Затем, прежде чем приблизилась красная волна, раздался громкий, отдающийся отовсюду эхом треск на другой стороне острова, и рыбалка остановилась. Хадсон и команда молча наблюдали, как над Голгофой поднимается столб дыма из далекого вулканического конуса. После этого обзор затуманило красное облако, и грубый голос Атаназку вывел всех из ступора приказом вернуться к работе — не понадобился переводчик, чтобы понять эту команду.

Весь день работа велась вяло.

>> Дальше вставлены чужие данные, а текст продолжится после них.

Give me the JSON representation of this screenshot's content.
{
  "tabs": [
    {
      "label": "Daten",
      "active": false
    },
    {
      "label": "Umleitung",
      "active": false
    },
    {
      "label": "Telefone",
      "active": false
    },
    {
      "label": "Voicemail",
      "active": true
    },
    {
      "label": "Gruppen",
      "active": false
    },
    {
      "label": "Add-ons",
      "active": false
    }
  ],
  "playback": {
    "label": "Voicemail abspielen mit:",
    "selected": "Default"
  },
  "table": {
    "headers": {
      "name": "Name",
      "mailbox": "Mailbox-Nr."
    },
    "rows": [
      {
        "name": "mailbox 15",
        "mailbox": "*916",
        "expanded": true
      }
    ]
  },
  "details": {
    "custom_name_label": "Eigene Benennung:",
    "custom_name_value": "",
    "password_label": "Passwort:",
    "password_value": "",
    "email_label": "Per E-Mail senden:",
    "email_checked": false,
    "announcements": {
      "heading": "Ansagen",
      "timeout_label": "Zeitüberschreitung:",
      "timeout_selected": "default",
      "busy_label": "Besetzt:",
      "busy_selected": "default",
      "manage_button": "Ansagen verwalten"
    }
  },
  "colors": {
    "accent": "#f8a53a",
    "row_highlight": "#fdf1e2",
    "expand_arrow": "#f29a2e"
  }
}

Хадсон стоял на корме, наблюдая за поднимающимися парами из вулкана, в панике думая, что над островом нависла угроза уничтожения, и этот рай — его новый дом — скоро будет утерян навсегда. Атаназку сильно хлопнул его по плечу и пробормотал что-то утешающим тоном.

Что ж, может, вулкан пробуждается время от времени? В конце концов, он ведь создал Голгофу, разве нет? Возможно, он просто ослабил внутреннее давление и скоро снова погрузится в сон.

Остальные члены команды, казалось, были не сильно обеспокоены. Даже Флореску завел одну из своих песенок, хотя сейчас к нему никто не присоединился. Хадсон пожал плечами и вместе с остальными вернулся к вытаскиванию сетей.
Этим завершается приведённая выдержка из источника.